L’équipe juridique de M. Fortin a fait valoir que le pouvoir de destituer l’officier appartenait au général Eyre, car en vertu de la loi, seul le chef d’état-major est habilité à gérer les affaires internes de l’armée, et non des politiciens ou des fonctionnaires fédéraux.

Pour prouver les motivations politiques derrière cette décision, Me Natalia Rodriguez a également souligné mercredi les notes manuscrites que le général Eyre a prises lors de plusieurs réunions menant à la destitution de M. Fortin, qui font souvent référence à des risques et des calculs politiques.

« Il semble que la préoccupation politique ou le calcul politique était celui-ci : si (M. Fortin) restait à son poste, et que l’enquête devenait publique, cela nuirait à la perception du public de l’institution et pourrait exposer les décideurs à des risques politiques », a plaidé Me Rodriguez.

« C’était une décision politiquement motivée […] Le fait est que les décideurs ne se sont pas fait connaître délibérément à (M. Fortin) et ont plutôt utilisé le chef d’état-major par intérim comme porte-voix. »

Des discussions entre agences

L’avocate du ministère de la Justice Elizabeth Richards a admis lors de ses plaidoiries que le général Eyre « avait eu diverses discussions avec d’autres représentants du gouvernement, y compris l’Agence de la santé publique du Canada et le Bureau du Conseil privé, au sujet de cette enquête et de son impact potentiel ».

« Et nous disons que c’est exactement ce à quoi vous vous attendez dans une (opération) impliquant plusieurs agences et ministères, a-t-elle plaidé. Il serait en effet étrange que les Forces armées canadiennes, répondant à une demande d’aide, ne discutent pas de l’impact sur l’agence qui a demandé cette aide ».

Me Richards a toutefois soutenu que « quelqu’un est intervenu et a assumé la responsabilité de la décision, et c’est le chef d’état-major de la défense par intérim », ajoutant plus tard : « cette question de savoir qui est le décideur est vraiment un faux-fuyant ».

L’un des avocats de M. Fortin, Thomas Conway, a critiqué cette affirmation dans ses plaidoiries finales, affirmant que le refus du gouvernement de lui fournir, à lui et à son client, des documents écrits de fond — et d’autres efforts d’obscurcissement — avait paralysé sa capacité à déterminer si cela était vrai.

Intégrité de la campagne de vaccination

Les avocats du gouvernement ont eux aussi fait référence aux notes manuscrites du général Eyre, citant certains passages comme preuves que le plus haut dirigeant militaire du Canada avait finalement pris la décision de destituer M. Fortin pour protéger l’intégrité de l’enquête de la police militaire sur sa conduite et la confiance du public dans la campagne de vaccination.

Les avocats du gouvernement ont également déclaré à la cour que M. Fortin n’avait pas été relevé de ses fonctions militaires, mais était retourné à son ancien poste de chef d’état-major au Commandement des opérations interarmées du Canada. Ils ont ajouté qu’il aurait dû porter plainte auprès des militaires, pas auprès des tribunaux, et qu’en outre, le poste à la vaccination n’existait plus.
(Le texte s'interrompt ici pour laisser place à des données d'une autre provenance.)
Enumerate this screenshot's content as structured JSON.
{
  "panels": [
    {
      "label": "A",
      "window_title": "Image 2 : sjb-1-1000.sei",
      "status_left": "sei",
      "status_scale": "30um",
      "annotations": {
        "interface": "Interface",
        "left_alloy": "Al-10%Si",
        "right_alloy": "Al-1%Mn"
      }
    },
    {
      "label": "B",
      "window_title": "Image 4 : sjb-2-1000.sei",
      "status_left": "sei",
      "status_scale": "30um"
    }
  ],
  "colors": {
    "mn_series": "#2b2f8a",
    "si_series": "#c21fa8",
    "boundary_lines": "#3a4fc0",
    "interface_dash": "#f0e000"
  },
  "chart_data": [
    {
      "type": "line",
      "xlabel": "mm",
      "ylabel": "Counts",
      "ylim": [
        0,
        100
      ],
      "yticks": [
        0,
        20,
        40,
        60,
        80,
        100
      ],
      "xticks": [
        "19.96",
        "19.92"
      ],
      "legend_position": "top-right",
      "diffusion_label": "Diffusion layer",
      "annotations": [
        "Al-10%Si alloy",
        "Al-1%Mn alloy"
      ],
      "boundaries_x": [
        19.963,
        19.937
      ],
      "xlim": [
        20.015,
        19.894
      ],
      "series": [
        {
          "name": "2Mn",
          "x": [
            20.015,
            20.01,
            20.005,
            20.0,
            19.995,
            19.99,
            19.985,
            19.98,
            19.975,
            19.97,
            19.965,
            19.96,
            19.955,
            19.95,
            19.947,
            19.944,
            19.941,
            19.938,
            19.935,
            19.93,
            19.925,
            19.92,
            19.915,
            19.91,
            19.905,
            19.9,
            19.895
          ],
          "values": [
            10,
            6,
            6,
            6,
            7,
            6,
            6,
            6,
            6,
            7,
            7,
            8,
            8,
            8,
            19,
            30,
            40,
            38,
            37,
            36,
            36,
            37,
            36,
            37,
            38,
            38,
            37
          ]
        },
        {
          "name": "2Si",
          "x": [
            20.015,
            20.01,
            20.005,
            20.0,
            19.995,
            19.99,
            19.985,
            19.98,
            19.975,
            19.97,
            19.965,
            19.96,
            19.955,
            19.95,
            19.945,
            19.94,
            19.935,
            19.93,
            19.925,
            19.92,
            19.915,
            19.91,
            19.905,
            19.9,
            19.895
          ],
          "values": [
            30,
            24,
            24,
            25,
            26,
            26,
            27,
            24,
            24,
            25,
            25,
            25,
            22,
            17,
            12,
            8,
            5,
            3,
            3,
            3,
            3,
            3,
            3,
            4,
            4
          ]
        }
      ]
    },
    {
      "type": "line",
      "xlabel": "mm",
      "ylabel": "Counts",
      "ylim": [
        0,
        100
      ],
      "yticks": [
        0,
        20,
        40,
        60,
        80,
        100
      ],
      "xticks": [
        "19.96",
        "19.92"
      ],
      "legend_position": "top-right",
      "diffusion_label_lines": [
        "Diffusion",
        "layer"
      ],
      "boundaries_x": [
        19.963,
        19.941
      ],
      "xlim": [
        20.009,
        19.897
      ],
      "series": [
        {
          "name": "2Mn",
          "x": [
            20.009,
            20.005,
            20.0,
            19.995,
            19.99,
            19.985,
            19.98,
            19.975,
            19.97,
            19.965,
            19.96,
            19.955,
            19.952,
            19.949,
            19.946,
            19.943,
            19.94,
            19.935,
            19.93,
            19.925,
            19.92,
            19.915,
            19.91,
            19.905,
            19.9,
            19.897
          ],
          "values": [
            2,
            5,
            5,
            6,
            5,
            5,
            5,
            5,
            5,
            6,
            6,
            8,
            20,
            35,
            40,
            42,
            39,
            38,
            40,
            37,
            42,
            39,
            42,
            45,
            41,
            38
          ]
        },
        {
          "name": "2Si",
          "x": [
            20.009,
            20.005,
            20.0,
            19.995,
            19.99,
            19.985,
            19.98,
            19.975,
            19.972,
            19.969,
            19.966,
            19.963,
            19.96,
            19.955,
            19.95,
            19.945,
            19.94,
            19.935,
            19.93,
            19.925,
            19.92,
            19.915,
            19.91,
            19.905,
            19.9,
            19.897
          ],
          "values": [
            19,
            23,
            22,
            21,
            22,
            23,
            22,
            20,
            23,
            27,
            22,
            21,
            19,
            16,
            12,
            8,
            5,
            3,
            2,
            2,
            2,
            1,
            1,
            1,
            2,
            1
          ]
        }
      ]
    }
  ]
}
Mais Me Conway a noté que M. Fortin a juré dans sa déclaration sous serment qu’il n’avait plus de fonctions militaires. « La seule preuve que nous avons vient du major général Fortin, qui dit qu’il n’a plus de mission », a déclaré Me Conway. « Et c’est pourquoi il est venu au tribunal, parce qu’il n’en a plus. Il a été démis de ses fonctions et il n’en a plus. »

La juge McDonald a indiqué mercredi après-midi qu’elle rendrait une décision écrite dans les plus brefs délais.